Vertical de-duplication is commonly used with backup tapes. If an individual kept an e-mail or a document on their system for 6 months, and there were 6 monthly backup tapes, then de-duplication would eliminate 5 redundant copies of that e-mail or document.

The other scenario is called “horizontal” de-duplication which is applied across all the custodians or data sets involved in a matter. Horizontal de-duplication would catch all 5 copies of the e-mailed memo in our example above from each person's e-mail collection. The trick here is to ensure that your e-discovery processor keeps track of the source of each copy in case that information becomes necessary.

Exact Duplicates vs. Near-Duplicates

If those were the only factors that had to be covered in de-duplication, the e-discovery issue would be easy. In the real world, however, the same Microsoft Word document could exist as a PDF file as well. These two files may be exactly alike except one file ends in .doc and the other one ends in .pdf. Because of that, the hash values would be completely different, and both of these files would be included in the review database.

One way to solve this issue would be to only create the hash value based on certain characteristics of the files. Instead of establishing the hash value based on the content of the document, you could create the hash value from just the title of the document, or other specific properties of the files. This could be helpful, but a little peculiar unless you really know your document collection and understand how de-duplication will cull it down.

If the idea of de-duplication is leaving you a bit duped, perhaps you'll be a little more comfortable with the idea of “near-duplicates.” A company called Equivio has popularized the phrase “near-duplicates” based on their technology that identifies documents that are mostly similar to each other. Examples of near-duplicates include various drafts of the same Word document or an e-mail forward that contains the entire original message. Neither of these examples are exact duplicates, but the files are so extremely similar that a reviewer may only need to see the final version of the document to determine if the entire group of near-duplicates is relevant.

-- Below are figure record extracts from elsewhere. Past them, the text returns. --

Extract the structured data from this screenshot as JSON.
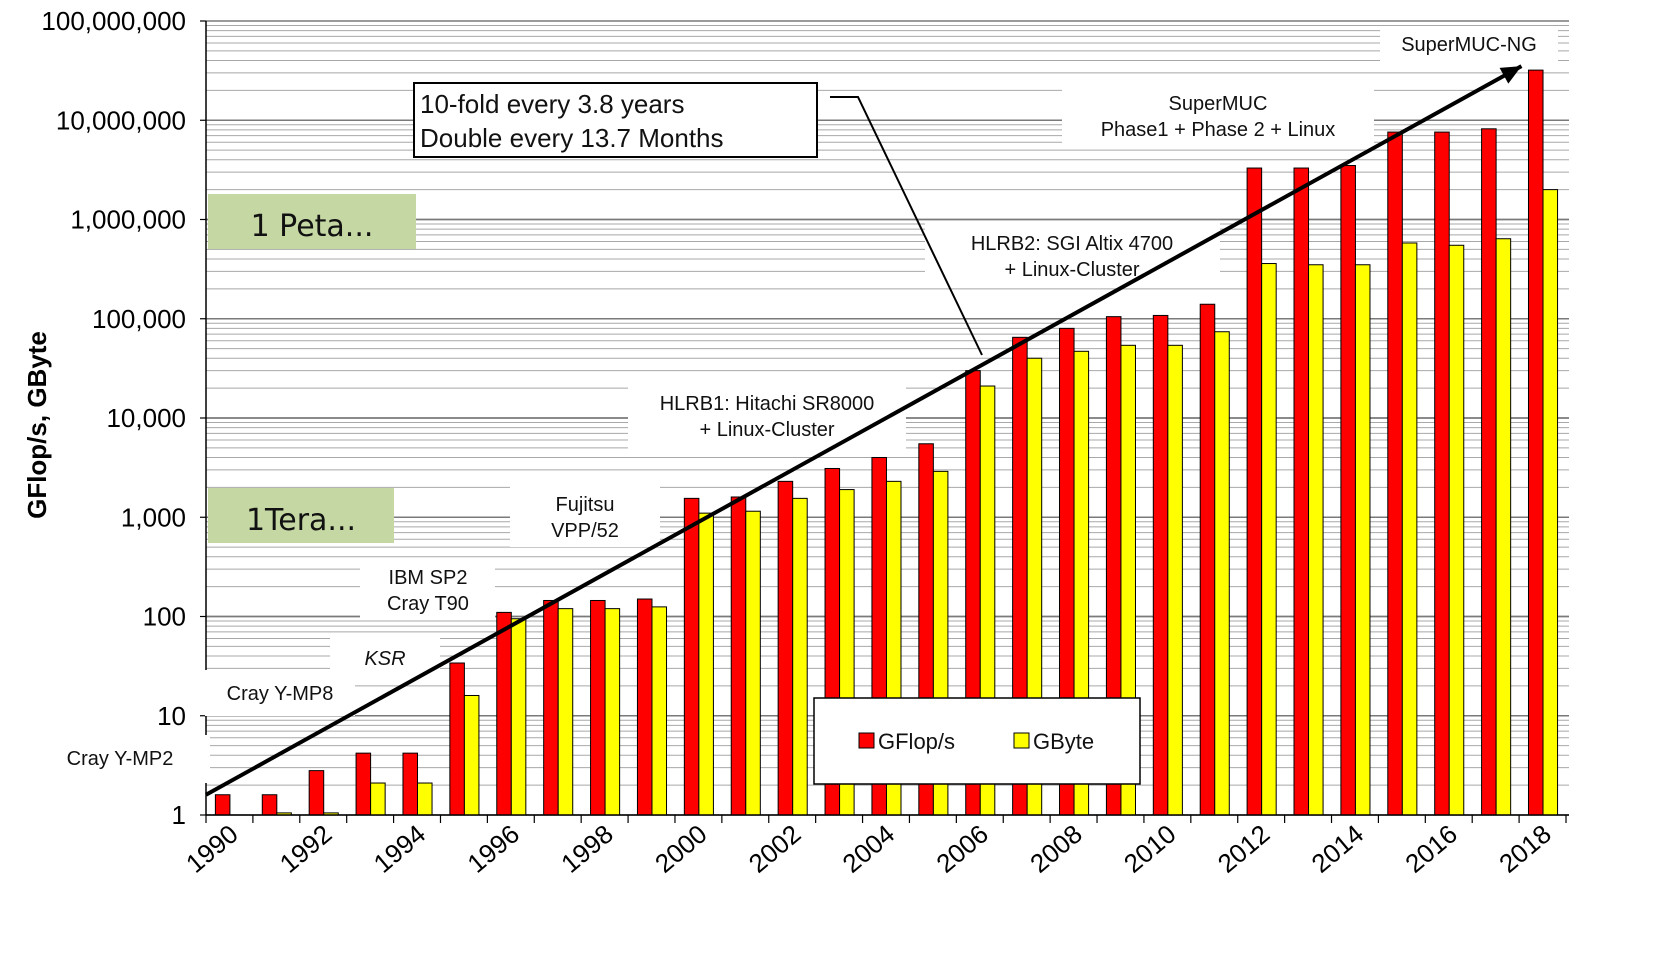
{
  "chart_data": {
    "type": "bar",
    "ylabel": "GFlop/s, GByte",
    "yscale": "log",
    "ylim": [
      1,
      100000000
    ],
    "yticks": [
      "1",
      "10",
      "100",
      "1,000",
      "10,000",
      "100,000",
      "1,000,000",
      "10,000,000",
      "100,000,000"
    ],
    "xtick_labels": [
      "1990",
      "1992",
      "1994",
      "1996",
      "1998",
      "2000",
      "2002",
      "2004",
      "2006",
      "2008",
      "2010",
      "2012",
      "2014",
      "2016",
      "2018"
    ],
    "categories": [
      "1990",
      "1991",
      "1992",
      "1993",
      "1994",
      "1995",
      "1996",
      "1997",
      "1998",
      "1999",
      "2000",
      "2001",
      "2002",
      "2003",
      "2004",
      "2005",
      "2006",
      "2007",
      "2008",
      "2009",
      "2010",
      "2011",
      "2012",
      "2013",
      "2014",
      "2015",
      "2016",
      "2017",
      "2018"
    ],
    "series": [
      {
        "name": "GFlop/s",
        "color": "#ff0000",
        "values": [
          1.6,
          1.6,
          2.8,
          4.2,
          4.2,
          34,
          110,
          145,
          145,
          150,
          1550,
          1600,
          2300,
          3100,
          4000,
          5500,
          30000,
          65000,
          80000,
          105000,
          108000,
          140000,
          3300000,
          3300000,
          3500000,
          7600000,
          7600000,
          8200000,
          32000000
        ]
      },
      {
        "name": "GByte",
        "color": "#ffff00",
        "values": [
          1.0,
          1.05,
          1.05,
          2.1,
          2.1,
          16,
          95,
          120,
          120,
          125,
          1100,
          1150,
          1550,
          1900,
          2300,
          2900,
          21000,
          40000,
          47000,
          54000,
          54000,
          74000,
          360000,
          350000,
          350000,
          580000,
          550000,
          640000,
          2000000
        ]
      }
    ],
    "legend": {
      "placement": "bottom-center",
      "entries": [
        "GFlop/s",
        "GByte"
      ]
    },
    "grid": true,
    "trend": {
      "from_year": 1990,
      "from_value": 1.6,
      "to_year": 2018,
      "to_value": 32000000,
      "color": "#000000"
    },
    "annotations": {
      "trend_box_line1": "10-fold every  3.8 years",
      "trend_box_line2": "Double every  13.7 Months",
      "peta": "1 Peta...",
      "tera": "1Tera...",
      "cray_ymp2": "Cray Y-MP2",
      "cray_ymp8": "Cray Y-MP8",
      "ksr": "KSR",
      "ibm_line1": "IBM SP2",
      "ibm_line2": "Cray T90",
      "fujitsu_line1": "Fujitsu",
      "fujitsu_line2": "VPP/52",
      "hlrb1_line1": "HLRB1: Hitachi SR8000",
      "hlrb1_line2": "+ Linux-Cluster",
      "hlrb2_line1": "HLRB2: SGI Altix 4700",
      "hlrb2_line2": "+ Linux-Cluster",
      "supermuc_line1": "SuperMUC",
      "supermuc_line2": "Phase1 + Phase 2 + Linux",
      "supermuc_ng": "SuperMUC-NG"
    },
    "colors": {
      "peta_fill": "#c5d8a4",
      "tera_fill": "#c5d8a4",
      "grid": "#8c8c8c"
    }
  }
}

De-duplication techniques and technology are not perfect, but they go a long way in effectively culling down a large document collection in preparation for review. Many of the important decisions regarding how documents should be de-duplicated depend greatly on the knowledge about the documents and how they have been collected. If you are familiar with the schedule of your company's backup tapes, for example, that can help you decide if vertical or horizontal de-duplication will be the best method for a matter.